The adolescent groups consisted of 21 control girls (M = 16.3, SD = 0.9), 20 control boys (M = 15.0, SD = 0.6), 21 girls with GD (M = 16.1, SD = 0.8), and 17 boys with GD (M = 15.3, SD = 1.2). The adolescent participants, diagnosed with GD, had been treated monthly with 3.75 mg of Triptorelin (Decapeptyl-CR®, Ferring, Hoofddorp, the Netherlands) by injection for on average 24 months (range 2-48 months), resulting in complete suppression of gonadal hormone production. Female adolescent controls were tested randomly according to their menstrual cycle and 11 out of 21 control girls reported using hormonal contraception.
So no, they weren’t on hormones but they were on blockers. Blockers pause puberty and you can find out a little more about them here. Short story being that in the Dutch method – the method that clinics in the UK and US now use and the one being used in this study, the idea is to wait for some natural puberty to happen as sometimes GD goes away. This is evidenced in the study as two boys with GD were discounted from the study as their GD went into “remission”. Spack and Carmichael of the US and UK respectively recommend tanner stage 2 is reached before prescribing treatment.

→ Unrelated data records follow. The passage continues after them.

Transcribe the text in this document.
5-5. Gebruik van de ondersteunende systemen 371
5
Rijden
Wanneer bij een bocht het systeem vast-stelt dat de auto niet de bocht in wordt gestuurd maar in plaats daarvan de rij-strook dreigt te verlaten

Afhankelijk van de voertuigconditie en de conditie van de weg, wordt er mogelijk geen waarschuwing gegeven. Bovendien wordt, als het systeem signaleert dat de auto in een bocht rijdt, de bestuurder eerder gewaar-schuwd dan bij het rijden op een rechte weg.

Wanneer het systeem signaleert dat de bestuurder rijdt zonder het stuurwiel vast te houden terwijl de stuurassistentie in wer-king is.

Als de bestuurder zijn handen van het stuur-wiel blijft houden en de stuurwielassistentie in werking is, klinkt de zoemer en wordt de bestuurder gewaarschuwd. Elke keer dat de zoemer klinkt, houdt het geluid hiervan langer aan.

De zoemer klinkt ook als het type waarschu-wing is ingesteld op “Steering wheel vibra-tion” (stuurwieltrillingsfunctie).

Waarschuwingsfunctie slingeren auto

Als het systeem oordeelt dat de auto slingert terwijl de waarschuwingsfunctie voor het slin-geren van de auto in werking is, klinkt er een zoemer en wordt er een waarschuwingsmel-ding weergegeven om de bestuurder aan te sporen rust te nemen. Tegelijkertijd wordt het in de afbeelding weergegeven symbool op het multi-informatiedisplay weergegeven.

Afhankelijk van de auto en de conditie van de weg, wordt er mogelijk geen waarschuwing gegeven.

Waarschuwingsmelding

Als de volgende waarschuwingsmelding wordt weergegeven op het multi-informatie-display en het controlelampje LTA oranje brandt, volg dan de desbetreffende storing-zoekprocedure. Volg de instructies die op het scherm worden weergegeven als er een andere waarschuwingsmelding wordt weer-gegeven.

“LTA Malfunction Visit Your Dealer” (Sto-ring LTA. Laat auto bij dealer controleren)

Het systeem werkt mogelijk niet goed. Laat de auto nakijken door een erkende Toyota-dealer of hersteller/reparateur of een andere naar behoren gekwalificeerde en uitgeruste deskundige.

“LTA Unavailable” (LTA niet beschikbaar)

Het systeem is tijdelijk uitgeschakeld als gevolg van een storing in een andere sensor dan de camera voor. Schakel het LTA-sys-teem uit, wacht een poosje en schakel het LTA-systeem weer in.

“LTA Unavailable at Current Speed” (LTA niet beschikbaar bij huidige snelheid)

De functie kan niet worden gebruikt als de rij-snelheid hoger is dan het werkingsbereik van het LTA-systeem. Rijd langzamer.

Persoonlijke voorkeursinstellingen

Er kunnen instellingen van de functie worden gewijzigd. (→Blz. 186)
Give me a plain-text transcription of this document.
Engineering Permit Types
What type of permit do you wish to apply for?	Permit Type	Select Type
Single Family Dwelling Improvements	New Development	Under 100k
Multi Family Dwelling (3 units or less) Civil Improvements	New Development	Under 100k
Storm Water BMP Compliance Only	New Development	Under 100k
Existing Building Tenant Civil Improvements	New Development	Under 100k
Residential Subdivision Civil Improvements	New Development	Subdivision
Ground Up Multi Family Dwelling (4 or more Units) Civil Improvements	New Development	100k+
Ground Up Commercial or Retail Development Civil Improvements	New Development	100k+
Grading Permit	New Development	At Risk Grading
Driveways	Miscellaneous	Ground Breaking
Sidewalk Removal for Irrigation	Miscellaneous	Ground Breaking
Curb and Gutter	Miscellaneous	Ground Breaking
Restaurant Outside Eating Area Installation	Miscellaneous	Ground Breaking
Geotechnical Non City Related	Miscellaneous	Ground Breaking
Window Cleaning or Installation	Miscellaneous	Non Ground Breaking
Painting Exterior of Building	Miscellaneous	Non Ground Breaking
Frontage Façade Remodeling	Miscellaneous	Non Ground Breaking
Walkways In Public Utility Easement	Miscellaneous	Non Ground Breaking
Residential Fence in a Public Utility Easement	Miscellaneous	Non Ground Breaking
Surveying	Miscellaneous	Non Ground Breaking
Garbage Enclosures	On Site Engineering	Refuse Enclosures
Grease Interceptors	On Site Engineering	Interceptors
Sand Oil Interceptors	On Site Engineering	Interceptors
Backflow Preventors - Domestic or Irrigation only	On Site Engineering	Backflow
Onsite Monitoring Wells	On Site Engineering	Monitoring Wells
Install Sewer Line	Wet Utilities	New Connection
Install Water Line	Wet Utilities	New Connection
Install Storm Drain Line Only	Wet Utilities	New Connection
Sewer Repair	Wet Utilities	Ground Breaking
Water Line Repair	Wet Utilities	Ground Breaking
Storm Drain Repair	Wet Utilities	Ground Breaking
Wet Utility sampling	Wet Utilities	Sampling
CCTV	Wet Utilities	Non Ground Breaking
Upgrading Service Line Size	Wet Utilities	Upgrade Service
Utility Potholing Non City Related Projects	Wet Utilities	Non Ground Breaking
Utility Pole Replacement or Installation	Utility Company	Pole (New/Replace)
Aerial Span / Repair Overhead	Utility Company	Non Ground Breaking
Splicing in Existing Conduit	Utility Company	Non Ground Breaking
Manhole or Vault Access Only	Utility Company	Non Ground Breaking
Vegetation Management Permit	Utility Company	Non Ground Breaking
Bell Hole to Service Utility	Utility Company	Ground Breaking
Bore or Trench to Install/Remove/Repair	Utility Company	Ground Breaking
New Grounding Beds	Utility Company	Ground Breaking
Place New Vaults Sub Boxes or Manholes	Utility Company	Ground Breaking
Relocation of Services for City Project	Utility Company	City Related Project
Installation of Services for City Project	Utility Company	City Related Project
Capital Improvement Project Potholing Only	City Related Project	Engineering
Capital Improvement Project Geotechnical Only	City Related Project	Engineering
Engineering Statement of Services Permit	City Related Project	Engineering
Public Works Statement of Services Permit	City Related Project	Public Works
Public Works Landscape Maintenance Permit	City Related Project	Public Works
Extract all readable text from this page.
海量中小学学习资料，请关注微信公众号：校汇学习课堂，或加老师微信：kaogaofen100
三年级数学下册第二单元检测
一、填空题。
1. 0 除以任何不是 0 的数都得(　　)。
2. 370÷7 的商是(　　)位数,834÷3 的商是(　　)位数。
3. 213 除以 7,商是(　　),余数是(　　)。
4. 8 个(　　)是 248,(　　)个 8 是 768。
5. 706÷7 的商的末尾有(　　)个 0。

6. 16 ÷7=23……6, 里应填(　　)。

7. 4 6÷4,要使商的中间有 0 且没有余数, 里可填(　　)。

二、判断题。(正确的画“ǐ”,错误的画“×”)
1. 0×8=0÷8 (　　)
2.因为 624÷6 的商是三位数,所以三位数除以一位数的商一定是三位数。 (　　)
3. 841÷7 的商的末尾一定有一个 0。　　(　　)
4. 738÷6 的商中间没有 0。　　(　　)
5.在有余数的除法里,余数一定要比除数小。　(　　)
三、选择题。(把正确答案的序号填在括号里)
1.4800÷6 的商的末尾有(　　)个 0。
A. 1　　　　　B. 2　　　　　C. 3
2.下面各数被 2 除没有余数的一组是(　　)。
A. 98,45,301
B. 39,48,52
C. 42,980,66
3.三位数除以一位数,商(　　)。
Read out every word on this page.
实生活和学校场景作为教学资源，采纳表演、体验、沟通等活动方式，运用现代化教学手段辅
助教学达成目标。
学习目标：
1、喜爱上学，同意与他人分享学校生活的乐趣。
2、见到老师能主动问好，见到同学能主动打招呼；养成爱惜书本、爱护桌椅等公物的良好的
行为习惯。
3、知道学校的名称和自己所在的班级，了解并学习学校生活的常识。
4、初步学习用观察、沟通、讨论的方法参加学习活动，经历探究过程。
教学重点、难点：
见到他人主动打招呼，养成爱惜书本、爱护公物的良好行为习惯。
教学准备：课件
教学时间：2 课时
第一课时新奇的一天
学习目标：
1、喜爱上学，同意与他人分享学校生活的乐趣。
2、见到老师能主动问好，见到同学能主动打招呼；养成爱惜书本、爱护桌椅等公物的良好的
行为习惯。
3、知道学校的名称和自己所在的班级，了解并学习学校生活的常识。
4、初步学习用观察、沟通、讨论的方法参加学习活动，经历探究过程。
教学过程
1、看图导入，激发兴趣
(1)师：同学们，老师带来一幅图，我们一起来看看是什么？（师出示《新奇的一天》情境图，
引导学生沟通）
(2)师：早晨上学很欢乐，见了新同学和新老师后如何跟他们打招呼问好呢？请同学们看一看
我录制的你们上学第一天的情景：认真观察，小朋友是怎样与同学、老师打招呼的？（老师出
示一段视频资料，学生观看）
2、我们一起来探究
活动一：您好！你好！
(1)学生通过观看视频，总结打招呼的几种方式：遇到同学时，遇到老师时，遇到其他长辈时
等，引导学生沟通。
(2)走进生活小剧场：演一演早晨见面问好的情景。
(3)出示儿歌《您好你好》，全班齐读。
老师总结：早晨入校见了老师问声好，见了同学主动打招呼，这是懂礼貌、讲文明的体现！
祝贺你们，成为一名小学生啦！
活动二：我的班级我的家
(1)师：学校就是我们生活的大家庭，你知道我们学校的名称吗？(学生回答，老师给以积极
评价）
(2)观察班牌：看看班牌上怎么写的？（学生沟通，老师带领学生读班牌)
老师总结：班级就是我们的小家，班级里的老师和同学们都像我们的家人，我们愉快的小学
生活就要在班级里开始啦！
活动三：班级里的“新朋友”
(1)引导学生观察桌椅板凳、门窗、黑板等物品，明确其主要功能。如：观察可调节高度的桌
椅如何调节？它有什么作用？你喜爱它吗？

This implies that the adolescents in this study had typically female ranges despite having their own natural puberty to a small degree before blocking. This is the hardwiring and its being very clearly suggested to be true. Obviously not 100% conclusively, this test only included 17 trans girls and 21 trans boys, with 21 control girls and 20 control boys. And deals with human pheremone science which isn’t really a great field filled with conclusive evidence for anything.